Dicentrarchus is a genus of ray-finned fishes belonging to the family Moronidae, the temperate basses. The two species in this genus are found in the eastern Atlantic Ocean and the Mediterranean Sea. The species in this genus are economically important food fishes.

==Classification==
Dicentrarchus was first proposed as a monospecific genus in 1860 by the American ichthyologist Theodore Gill with Perca elongata, which had been described in 1817 by Étienne Geoffroy Saint-Hilaire from the Mediterranean Sea of Egypt, designated as its type species. The genus is one of two in the family Moronidae which belongs to the order Acanthuriformes.

==Etymology==
Dicentrarchus is a combination of di, “two”, with kentron, “thorn” or “spine”, and archos, “anus”. This is an allusion to the two anal fin spines Gill thought the European seabass had. In fact, both species have three spines in their anal fins and Gill admitted he did not actually examine a specimen.

==Species==
Dicentrarchus currently has two species classified within it:

| Image | Scientific name | Common name | Distribution |
|---|---|---|---|
|  | Dicentrarchus labrax (Linnaeus, 1758) | European seabass | eastern Atlantic Ocean (from Norway to Senegal), the Mediterranean Sea, and the Black Sea |
|  | Dicentrarchus punctatus (Bloch, 1792) | spotted seabass | coastal eastern Atlantic Ocean from the English Channel to the Canary Islands and Senegal, as well as through the Mediterranean Sea |

Two fossil species are also known:

- †Dicentrarchus latus (Gorjanovic-Kramberger, 1891) - Middle Miocene of Austria
- †Dicentrarchus oligocenicus Grădianu, Bordeianu & Codrea, 2022 - Oligocene of Romania

The species †Morone ionkoi Bannikov, 1993 from the Middle Miocene of Moldova is likely more closely related to Dicentrarchus than Morone, although it has not yet been reclassified into this genus.

==Characteristics==
Dicentrarchus seabasses have a finely serrated rear margin to the preoperculum with the lower edge having robust, forward pointing denticles. There are two flat sines on the operculum. They have two separated dorsal fins and their caudal fin is moderately forked. The largest of these fishes is the European seabass which has a maximum published total length of 103 cm.

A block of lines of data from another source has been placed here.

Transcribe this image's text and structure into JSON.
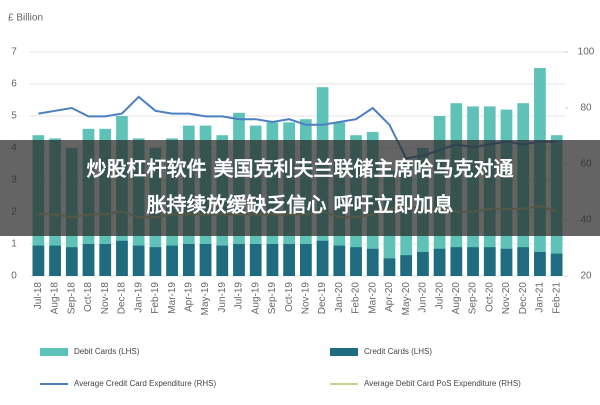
{
  "chart_data": {
    "type": "bar-line",
    "y_label": "£ Billion",
    "categories": [
      "Jul-18",
      "Aug-18",
      "Sep-18",
      "Oct-18",
      "Nov-18",
      "Dec-18",
      "Jan-19",
      "Feb-19",
      "Mar-19",
      "Apr-19",
      "May-19",
      "Jun-19",
      "Jul-19",
      "Aug-19",
      "Sep-19",
      "Oct-19",
      "Nov-19",
      "Dec-19",
      "Jan-20",
      "Feb-20",
      "Mar-20",
      "Apr-20",
      "May-20",
      "Jun-20",
      "Jul-20",
      "Aug-20",
      "Sep-20",
      "Oct-20",
      "Nov-20",
      "Dec-20",
      "Jan-21",
      "Feb-21"
    ],
    "series": [
      {
        "name": "Debit Cards (LHS)",
        "kind": "bar",
        "color": "#5fc2b8",
        "values": [
          4.4,
          4.3,
          4.0,
          4.6,
          4.6,
          5.0,
          4.3,
          4.0,
          4.3,
          4.7,
          4.7,
          4.4,
          5.1,
          4.7,
          4.8,
          4.8,
          4.9,
          5.9,
          4.8,
          4.4,
          4.5,
          3.3,
          3.6,
          4.0,
          5.0,
          5.4,
          5.3,
          5.3,
          5.2,
          5.4,
          6.5,
          4.4
        ]
      },
      {
        "name": "Credit Cards (LHS)",
        "kind": "bar",
        "color": "#1f6b80",
        "values": [
          0.95,
          0.95,
          0.9,
          1.0,
          1.0,
          1.1,
          0.95,
          0.9,
          0.95,
          1.0,
          1.0,
          0.95,
          1.0,
          1.0,
          1.0,
          1.0,
          1.0,
          1.1,
          0.95,
          0.9,
          0.85,
          0.55,
          0.65,
          0.75,
          0.85,
          0.9,
          0.9,
          0.9,
          0.85,
          0.9,
          0.75,
          0.7
        ]
      },
      {
        "name": "Average Credit Card Expenditure (RHS)",
        "kind": "line",
        "axis": "y2",
        "color": "#4a7fc1",
        "values": [
          78,
          79,
          80,
          77,
          77,
          78,
          84,
          79,
          78,
          78,
          77,
          77,
          76,
          76,
          75,
          76,
          74,
          74,
          75,
          76,
          80,
          74,
          62,
          63,
          65,
          67,
          66,
          67,
          68,
          67,
          68,
          68
        ]
      },
      {
        "name": "Average Debit Card PoS Expenditure (RHS)",
        "kind": "line",
        "axis": "y2",
        "color": "#c9d08c",
        "values": [
          42,
          42,
          41,
          42,
          42,
          43,
          41,
          41,
          42,
          42,
          42,
          42,
          42,
          42,
          42,
          42,
          42,
          43,
          41,
          41,
          42,
          44,
          45,
          44,
          44,
          43,
          43,
          44,
          44,
          44,
          45,
          43
        ]
      }
    ],
    "ylim": [
      0,
      7
    ],
    "yticks": [
      0,
      1,
      2,
      3,
      4,
      5,
      6,
      7
    ],
    "y2lim": [
      20,
      100
    ],
    "y2ticks": [
      20,
      40,
      60,
      80,
      100
    ],
    "grid": true
  },
  "banner": {
    "lines": [
      "炒股杠杆软件 美国克利夫兰联储主席哈马克对通",
      "胀持续放缓缺乏信心 呼吁立即加息"
    ]
  }
}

==Distribution, habitat and biology==
Dicentrarchus seabasses are coastal fishes found in the eastern Atlantic, from Norway south to Senegal, and the Mediterranean. These fishes are euryhaline and eurythermal. They are sociable when young. Their eggs and larvae are pelagic. These fishes are predatory, preying on crustaceans and other fishes.

==Utilisation==
Dicentrarchus seabasses have a very palatable flesh and are economically important.